The push for organic farming didn’t start with Mr. Rajapaksa’s current government, nor when another brother, Mahinda Rajapaksa, currently the prime minister, was president from 2005 to 2015. Some farmers and agriculture industry officials say they are warming to the idea of reducing dependence on chemicals in farming. But the shift was too sudden for farmers who didn’t know how to work organically, said Nishan de Mel, director of Verité Research, a Colombo-based analysis firm.
Verité found in a July survey that three-quarters of Sri Lanka’s farmers relied heavily on chemical fertilizers, while just about 10 percent cultivated without them. Almost all major crops grown in the country depend on the chemicals. For crops crucial to the economy like rice, rubber and tea, the dependence reaches 90 percent or more.
The April ban went into effect just before what is known as the Yala planting season, which lasts from May to August, and was felt almost immediately. The Verité survey showed that 85 percent of farmers expected a reduction in their harvest because of the fertilizer ban. Half of them feared that their crop yield could fall by as much as 40 percent.
Food prices shot up in September, and people formed lines outside shops for basic items such as milk powder and kerosene. Mr. Rajapaksa declared a state of emergency to regulate prices and prevent the hoarding of essential items. The government also introduced import restrictions on nonessential items in hopes of dealing with the dwindling foreign exchange.
Now that the government is easing the policy, it isn’t clear whether Sri Lanka’s farmers will get their needed fertilizer in time. The Maha planting season runs from September to March.
“The damage is so much in agriculture and agriculture-related exports,” said W. A. Wijewardena, a former deputy governor of Sri Lanka’s central bank, “that it will take some time for the country to recover.”
It also isn’t clear whether the government will continue to subsidize fertilizer, which made it more affordable for poorer farmers. Lalith Obeyesekere, the secretary-general of the Planters’ Association of Ceylon, said the price for a ton of urea — one type of fertilizer — had gone up in the global market so much that farmers would be paying five times what it once cost unless the government helped with subsidies.

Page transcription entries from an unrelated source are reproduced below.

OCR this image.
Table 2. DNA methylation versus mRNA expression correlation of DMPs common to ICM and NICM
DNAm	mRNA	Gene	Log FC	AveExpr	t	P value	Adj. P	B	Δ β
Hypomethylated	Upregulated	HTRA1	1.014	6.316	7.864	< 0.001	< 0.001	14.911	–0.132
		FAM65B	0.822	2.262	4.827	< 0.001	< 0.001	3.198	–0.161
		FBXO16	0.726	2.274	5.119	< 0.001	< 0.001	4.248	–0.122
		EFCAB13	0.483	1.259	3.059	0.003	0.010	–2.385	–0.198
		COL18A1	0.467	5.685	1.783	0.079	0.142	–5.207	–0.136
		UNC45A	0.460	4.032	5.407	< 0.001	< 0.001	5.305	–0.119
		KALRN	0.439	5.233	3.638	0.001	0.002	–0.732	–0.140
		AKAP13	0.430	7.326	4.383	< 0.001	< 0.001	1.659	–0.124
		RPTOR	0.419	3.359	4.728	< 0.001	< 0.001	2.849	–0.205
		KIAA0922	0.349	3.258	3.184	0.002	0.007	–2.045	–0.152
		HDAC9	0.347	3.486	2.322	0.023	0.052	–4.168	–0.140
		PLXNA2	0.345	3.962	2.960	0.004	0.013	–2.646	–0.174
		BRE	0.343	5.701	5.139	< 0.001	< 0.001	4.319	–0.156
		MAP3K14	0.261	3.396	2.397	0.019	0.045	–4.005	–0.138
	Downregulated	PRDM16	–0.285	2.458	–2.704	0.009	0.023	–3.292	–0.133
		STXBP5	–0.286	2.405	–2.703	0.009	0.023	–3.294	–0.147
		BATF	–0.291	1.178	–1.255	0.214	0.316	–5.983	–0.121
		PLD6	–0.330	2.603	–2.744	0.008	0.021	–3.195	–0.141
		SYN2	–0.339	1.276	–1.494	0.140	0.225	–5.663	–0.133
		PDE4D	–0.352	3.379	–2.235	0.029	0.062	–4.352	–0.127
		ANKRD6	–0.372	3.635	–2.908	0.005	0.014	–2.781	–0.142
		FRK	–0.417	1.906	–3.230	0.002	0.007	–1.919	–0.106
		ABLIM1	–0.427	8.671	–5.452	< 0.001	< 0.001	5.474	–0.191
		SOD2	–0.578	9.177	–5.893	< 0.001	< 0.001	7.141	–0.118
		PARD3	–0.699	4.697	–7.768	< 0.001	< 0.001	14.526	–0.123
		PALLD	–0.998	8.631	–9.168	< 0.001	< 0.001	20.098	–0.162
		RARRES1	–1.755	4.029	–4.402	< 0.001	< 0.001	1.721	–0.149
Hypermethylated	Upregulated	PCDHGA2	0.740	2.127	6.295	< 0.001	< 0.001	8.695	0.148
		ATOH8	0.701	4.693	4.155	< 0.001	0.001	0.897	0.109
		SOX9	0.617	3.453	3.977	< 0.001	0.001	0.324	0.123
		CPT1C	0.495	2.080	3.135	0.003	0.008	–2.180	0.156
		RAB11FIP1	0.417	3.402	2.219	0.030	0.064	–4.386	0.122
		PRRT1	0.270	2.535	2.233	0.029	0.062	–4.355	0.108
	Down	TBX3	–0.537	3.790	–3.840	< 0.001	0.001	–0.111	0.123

“We know the government has decided on importing chemical fertilizers,” Mr. Obeyesekere said. “But now we will not get fertilizers at a subsidized price.”
Tea planters, some of whom had feared that the harvest could shrink by as much as 40 percent, said they still hoped that subsidized fertilizer would arrive in time. Tea makes up about 10 percent of Sri Lanka’s total exports, bringing in about $1.2 billion a year.
Many of the tea planters and tea factory managers asked for anonymity, fearing they would anger the government at a vulnerable moment. One manager said tea production had dropped by 40 percent. He said there was simply not enough organic fertilizer in the country to replace the chemical fertilizers.
“I used to pluck around 35 kilos of tea leaves a week, but now for about a year we pluck less than 25 kilos a week,” said R. Muniandi, a tea plucker in Ratnapura, a southwestern city. “I can see that the harvest is gradually reducing.”